Each plot shows the time profile of different hemodynamic variables. The red arrow shows the time of presentation of stimulus. The color bar on the right shows the percentage change in value. (A) The time profile of HbT in the whisker barrel cortex—HbT is maximum at 1.6 s post stimulus presentation. (B) The time profile of HbO in the whisker barrel cortex. Soon after the stimulus, a dip in HbO can be observed at 0.6 s; HbO peaks around 1.6–2 s. (C) The time profile of Hb in the whisker barrel cortex. Soon after the stimulus, a slight peak in Hb can be observed at 0.6 s. Hb follows a continuous dip following that initial peak.

FIGURE 5

(A) Comparison of estimated hemodynamic response at the center of the activated barrel using the model with the experimental results.

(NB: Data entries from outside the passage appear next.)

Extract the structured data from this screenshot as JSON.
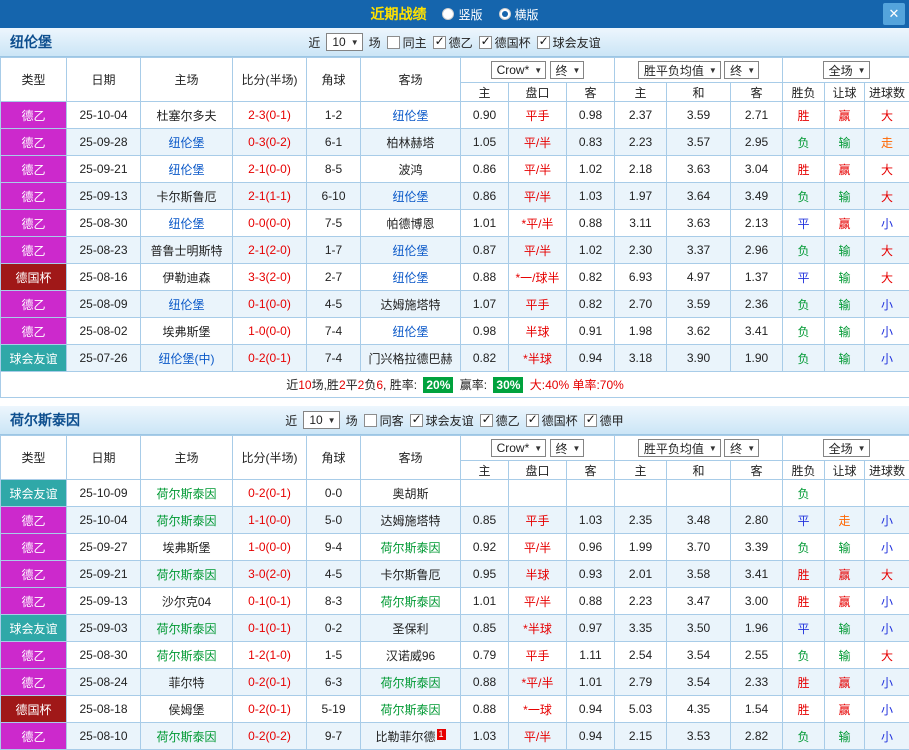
{
  "topbar": {
    "title": "近期战绩",
    "vertical": "竖版",
    "horizontal": "横版",
    "selected": "横版",
    "close": "✕"
  },
  "labels": {
    "near": "近",
    "games": "场"
  },
  "table_header": {
    "type": "类型",
    "date": "日期",
    "home": "主场",
    "score": "比分(半场)",
    "corner": "角球",
    "away": "客场",
    "odds_source": "Crow*",
    "odds_period": "终",
    "odds_cols": [
      "主",
      "盘口",
      "客"
    ],
    "avg_label": "胜平负均值",
    "avg_period": "终",
    "avg_cols": [
      "主",
      "和",
      "客"
    ],
    "scope": "全场",
    "result_cols": [
      "胜负",
      "让球",
      "进球数"
    ]
  },
  "colors": {
    "topbar-bg": "#1565AD",
    "title": "#FFE100",
    "close-bg": "#54A4DC",
    "teambar-from": "#EDF6FD",
    "teambar-to": "#CBE5F6",
    "team-title": "#0D4E8E",
    "grid-border": "#A8CCE8",
    "row-alt": "#EAF4FB",
    "type-de2": "#CC29CC",
    "type-cup": "#A01818",
    "type-fri": "#2FA8A8",
    "team-a": "#0A58C8",
    "team-b": "#009933",
    "red": "#E60000",
    "green": "#009933",
    "blue": "#2233DD",
    "orange": "#FF6600",
    "badge-bg": "#00A23D"
  },
  "sections": [
    {
      "team": "纽伦堡",
      "filter": {
        "count": "10",
        "checkboxes": [
          {
            "label": "同主",
            "checked": false
          },
          {
            "label": "德乙",
            "checked": true
          },
          {
            "label": "德国杯",
            "checked": true
          },
          {
            "label": "球会友谊",
            "checked": true
          }
        ]
      },
      "rows": [
        {
          "t": "德乙",
          "tc": "de2",
          "d": "25-10-04",
          "h": "杜塞尔多夫",
          "hf": false,
          "s": "2-3(0-1)",
          "c": "1-2",
          "a": "纽伦堡",
          "af": true,
          "o1": "0.90",
          "hc": "平手",
          "o2": "0.98",
          "m1": "2.37",
          "m2": "3.59",
          "m3": "2.71",
          "r1": "胜",
          "c1": "red",
          "r2": "赢",
          "c2": "red",
          "r3": "大",
          "c3": "red"
        },
        {
          "t": "德乙",
          "tc": "de2",
          "d": "25-09-28",
          "h": "纽伦堡",
          "hf": true,
          "s": "0-3(0-2)",
          "c": "6-1",
          "a": "柏林赫塔",
          "af": false,
          "o1": "1.05",
          "hc": "平/半",
          "o2": "0.83",
          "m1": "2.23",
          "m2": "3.57",
          "m3": "2.95",
          "r1": "负",
          "c1": "green",
          "r2": "输",
          "c2": "green",
          "r3": "走",
          "c3": "orange"
        },
        {
          "t": "德乙",
          "tc": "de2",
          "d": "25-09-21",
          "h": "纽伦堡",
          "hf": true,
          "s": "2-1(0-0)",
          "c": "8-5",
          "a": "波鸿",
          "af": false,
          "o1": "0.86",
          "hc": "平/半",
          "o2": "1.02",
          "m1": "2.18",
          "m2": "3.63",
          "m3": "3.04",
          "r1": "胜",
          "c1": "red",
          "r2": "赢",
          "c2": "red",
          "r3": "大",
          "c3": "red"
        },
        {
          "t": "德乙",
          "tc": "de2",
          "d": "25-09-13",
          "h": "卡尔斯鲁厄",
          "hf": false,
          "s": "2-1(1-1)",
          "c": "6-10",
          "a": "纽伦堡",
          "af": true,
          "o1": "0.86",
          "hc": "平/半",
          "o2": "1.03",
          "m1": "1.97",
          "m2": "3.64",
          "m3": "3.49",
          "r1": "负",
          "c1": "green",
          "r2": "输",
          "c2": "green",
          "r3": "大",
          "c3": "red"
        },
        {
          "t": "德乙",
          "tc": "de2",
          "d": "25-08-30",
          "h": "纽伦堡",
          "hf": true,
          "s": "0-0(0-0)",
          "c": "7-5",
          "a": "帕德博恩",
          "af": false,
          "o1": "1.01",
          "hc": "*平/半",
          "o2": "0.88",
          "m1": "3.11",
          "m2": "3.63",
          "m3": "2.13",
          "r1": "平",
          "c1": "blue",
          "r2": "赢",
          "c2": "red",
          "r3": "小",
          "c3": "blue"
        },
        {
          "t": "德乙",
          "tc": "de2",
          "d": "25-08-23",
          "h": "普鲁士明斯特",
          "hf": false,
          "s": "2-1(2-0)",
          "c": "1-7",
          "a": "纽伦堡",
          "af": true,
          "o1": "0.87",
          "hc": "平/半",
          "o2": "1.02",
          "m1": "2.30",
          "m2": "3.37",
          "m3": "2.96",
          "r1": "负",
          "c1": "green",
          "r2": "输",
          "c2": "green",
          "r3": "大",
          "c3": "red"
        },
        {
          "t": "德国杯",
          "tc": "cup",
          "d": "25-08-16",
          "h": "伊勒迪森",
          "hf": false,
          "s": "3-3(2-0)",
          "c": "2-7",
          "a": "纽伦堡",
          "af": true,
          "o1": "0.88",
          "hc": "*一/球半",
          "o2": "0.82",
          "m1": "6.93",
          "m2": "4.97",
          "m3": "1.37",
          "r1": "平",
          "c1": "blue",
          "r2": "输",
          "c2": "green",
          "r3": "大",
          "c3": "red"
        },
        {
          "t": "德乙",
          "tc": "de2",
          "d": "25-08-09",
          "h": "纽伦堡",
          "hf": true,
          "s": "0-1(0-0)",
          "c": "4-5",
          "a": "达姆施塔特",
          "af": false,
          "o1": "1.07",
          "hc": "平手",
          "o2": "0.82",
          "m1": "2.70",
          "m2": "3.59",
          "m3": "2.36",
          "r1": "负",
          "c1": "green",
          "r2": "输",
          "c2": "green",
          "r3": "小",
          "c3": "blue"
        },
        {
          "t": "德乙",
          "tc": "de2",
          "d": "25-08-02",
          "h": "埃弗斯堡",
          "hf": false,
          "s": "1-0(0-0)",
          "c": "7-4",
          "a": "纽伦堡",
          "af": true,
          "o1": "0.98",
          "hc": "半球",
          "o2": "0.91",
          "m1": "1.98",
          "m2": "3.62",
          "m3": "3.41",
          "r1": "负",
          "c1": "green",
          "r2": "输",
          "c2": "green",
          "r3": "小",
          "c3": "blue"
        },
        {
          "t": "球会友谊",
          "tc": "fri",
          "d": "25-07-26",
          "h": "纽伦堡(中)",
          "hf": true,
          "s": "0-2(0-1)",
          "c": "7-4",
          "a": "门兴格拉德巴赫",
          "af": false,
          "o1": "0.82",
          "hc": "*半球",
          "o2": "0.94",
          "m1": "3.18",
          "m2": "3.90",
          "m3": "1.90",
          "r1": "负",
          "c1": "green",
          "r2": "输",
          "c2": "green",
          "r3": "小",
          "c3": "blue"
        }
      ],
      "summary": {
        "parts": [
          {
            "text": "近",
            "style": "black"
          },
          {
            "text": "10",
            "style": "red"
          },
          {
            "text": "场,胜",
            "style": "black"
          },
          {
            "text": "2",
            "style": "red"
          },
          {
            "text": "平",
            "style": "black"
          },
          {
            "text": "2",
            "style": "red"
          },
          {
            "text": "负",
            "style": "black"
          },
          {
            "text": "6",
            "style": "red"
          },
          {
            "text": ", 胜率: ",
            "style": "black"
          },
          {
            "text": "20%",
            "style": "badge"
          },
          {
            "text": " 赢率: ",
            "style": "black"
          },
          {
            "text": "30%",
            "style": "badge"
          },
          {
            "text": " 大:40%",
            "style": "red"
          },
          {
            "text": " 单率:70%",
            "style": "red"
          }
        ]
      }
    },
    {
      "team": "荷尔斯泰因",
      "filter": {
        "count": "10",
        "checkboxes": [
          {
            "label": "同客",
            "checked": false
          },
          {
            "label": "球会友谊",
            "checked": true
          },
          {
            "label": "德乙",
            "checked": true
          },
          {
            "label": "德国杯",
            "checked": true
          },
          {
            "label": "德甲",
            "checked": true
          }
        ]
      },
      "rows": [
        {
          "t": "球会友谊",
          "tc": "fri",
          "d": "25-10-09",
          "h": "荷尔斯泰因",
          "hf": true,
          "s": "0-2(0-1)",
          "c": "0-0",
          "a": "奥胡斯",
          "af": false,
          "o1": "",
          "hc": "",
          "o2": "",
          "m1": "",
          "m2": "",
          "m3": "",
          "r1": "负",
          "c1": "green",
          "r2": "",
          "c2": "",
          "r3": "",
          "c3": ""
        },
        {
          "t": "德乙",
          "tc": "de2",
          "d": "25-10-04",
          "h": "荷尔斯泰因",
          "hf": true,
          "s": "1-1(0-0)",
          "c": "5-0",
          "a": "达姆施塔特",
          "af": false,
          "o1": "0.85",
          "hc": "平手",
          "o2": "1.03",
          "m1": "2.35",
          "m2": "3.48",
          "m3": "2.80",
          "r1": "平",
          "c1": "blue",
          "r2": "走",
          "c2": "orange",
          "r3": "小",
          "c3": "blue"
        },
        {
          "t": "德乙",
          "tc": "de2",
          "d": "25-09-27",
          "h": "埃弗斯堡",
          "hf": false,
          "s": "1-0(0-0)",
          "c": "9-4",
          "a": "荷尔斯泰因",
          "af": true,
          "o1": "0.92",
          "hc": "平/半",
          "o2": "0.96",
          "m1": "1.99",
          "m2": "3.70",
          "m3": "3.39",
          "r1": "负",
          "c1": "green",
          "r2": "输",
          "c2": "green",
          "r3": "小",
          "c3": "blue"
        },
        {
          "t": "德乙",
          "tc": "de2",
          "d": "25-09-21",
          "h": "荷尔斯泰因",
          "hf": true,
          "s": "3-0(2-0)",
          "c": "4-5",
          "a": "卡尔斯鲁厄",
          "af": false,
          "o1": "0.95",
          "hc": "半球",
          "o2": "0.93",
          "m1": "2.01",
          "m2": "3.58",
          "m3": "3.41",
          "r1": "胜",
          "c1": "red",
          "r2": "赢",
          "c2": "red",
          "r3": "大",
          "c3": "red"
        },
        {
          "t": "德乙",
          "tc": "de2",
          "d": "25-09-13",
          "h": "沙尔克04",
          "hf": false,
          "s": "0-1(0-1)",
          "c": "8-3",
          "a": "荷尔斯泰因",
          "af": true,
          "o1": "1.01",
          "hc": "平/半",
          "o2": "0.88",
          "m1": "2.23",
          "m2": "3.47",
          "m3": "3.00",
          "r1": "胜",
          "c1": "red",
          "r2": "赢",
          "c2": "red",
          "r3": "小",
          "c3": "blue"
        },
        {
          "t": "球会友谊",
          "tc": "fri",
          "d": "25-09-03",
          "h": "荷尔斯泰因",
          "hf": true,
          "s": "0-1(0-1)",
          "c": "0-2",
          "a": "圣保利",
          "af": false,
          "o1": "0.85",
          "hc": "*半球",
          "o2": "0.97",
          "m1": "3.35",
          "m2": "3.50",
          "m3": "1.96",
          "r1": "平",
          "c1": "blue",
          "r2": "输",
          "c2": "green",
          "r3": "小",
          "c3": "blue"
        },
        {
          "t": "德乙",
          "tc": "de2",
          "d": "25-08-30",
          "h": "荷尔斯泰因",
          "hf": true,
          "s": "1-2(1-0)",
          "c": "1-5",
          "a": "汉诺威96",
          "af": false,
          "o1": "0.79",
          "hc": "平手",
          "o2": "1.11",
          "m1": "2.54",
          "m2": "3.54",
          "m3": "2.55",
          "r1": "负",
          "c1": "green",
          "r2": "输",
          "c2": "green",
          "r3": "大",
          "c3": "red"
        },
        {
          "t": "德乙",
          "tc": "de2",
          "d": "25-08-24",
          "h": "菲尔特",
          "hf": false,
          "s": "0-2(0-1)",
          "c": "6-3",
          "a": "荷尔斯泰因",
          "af": true,
          "o1": "0.88",
          "hc": "*平/半",
          "o2": "1.01",
          "m1": "2.79",
          "m2": "3.54",
          "m3": "2.33",
          "r1": "胜",
          "c1": "red",
          "r2": "赢",
          "c2": "red",
          "r3": "小",
          "c3": "blue"
        },
        {
          "t": "德国杯",
          "tc": "cup",
          "d": "25-08-18",
          "h": "侯姆堡",
          "hf": false,
          "s": "0-2(0-1)",
          "c": "5-19",
          "a": "荷尔斯泰因",
          "af": true,
          "o1": "0.88",
          "hc": "*一球",
          "o2": "0.94",
          "m1": "5.03",
          "m2": "4.35",
          "m3": "1.54",
          "r1": "胜",
          "c1": "red",
          "r2": "赢",
          "c2": "red",
          "r3": "小",
          "c3": "blue"
        },
        {
          "t": "德乙",
          "tc": "de2",
          "d": "25-08-10",
          "h": "荷尔斯泰因",
          "hf": true,
          "s": "0-2(0-2)",
          "c": "9-7",
          "a": "比勒菲尔德",
          "asup": "1",
          "af": false,
          "o1": "1.03",
          "hc": "平/半",
          "o2": "0.94",
          "m1": "2.15",
          "m2": "3.53",
          "m3": "2.82",
          "r1": "负",
          "c1": "green",
          "r2": "输",
          "c2": "green",
          "r3": "小",
          "c3": "blue"
        }
      ],
      "summary": null
    }
  ]
}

The dotted line plots the experimental values observed by Devor et al. (2005) and the solid line plots the values obtained from the model. (B) The percentage change in rCBF (red), rCBV (Blue), and CMRO2 (green) when the input of 1 s duration is presented at t = 0.

FIGURE 6

(A) Peak HbT observed 1.8 s post stimulus presentation to C3 whisker, (i) at the center of the barrel corresponding to the whisker (principal barrel) which was stimulated (blue), at the boundary of the principle barrel (green) and very far from the principal barrel (red). (B) The average of peak response of HbT (red) and the average neural activity (blue) around the principal barrel for different stimulus amplitudes. (C) Variation of threshold as a function of available ATP. (D) Observed variation in % drop of ATP around the principal barrel post stimulus presentation (stimulus is given at t = 0 s).

FIGURE 7

(A–D) Topographic map formation around a small area in the whisker barrel cortex under various conditions. (A) When the whiskers are intact, and blood supply is normal. (B) When the C1–C3 whiskers are lesioned, but blood supply is normal. (C) When the whiskers C1–C3 are lesioned and also the blood is hypoxic. (D) When the whiskers C1–C3 are lesioned and also under hypoxia-ischemia condition.

FIGURE 8

(A) Comparison of D/C ratio of experiment (Ranasinghe et al., 2015) and model under the four simulation paradigms. (B) The change in D/C ratio of a lesioned model at various stages of hypoxia-ischemia (blue) and purely ischemic condition (red). (C) The change in D/C ratio of a lesioned model at various percentages of oxygen saturation at the inlet.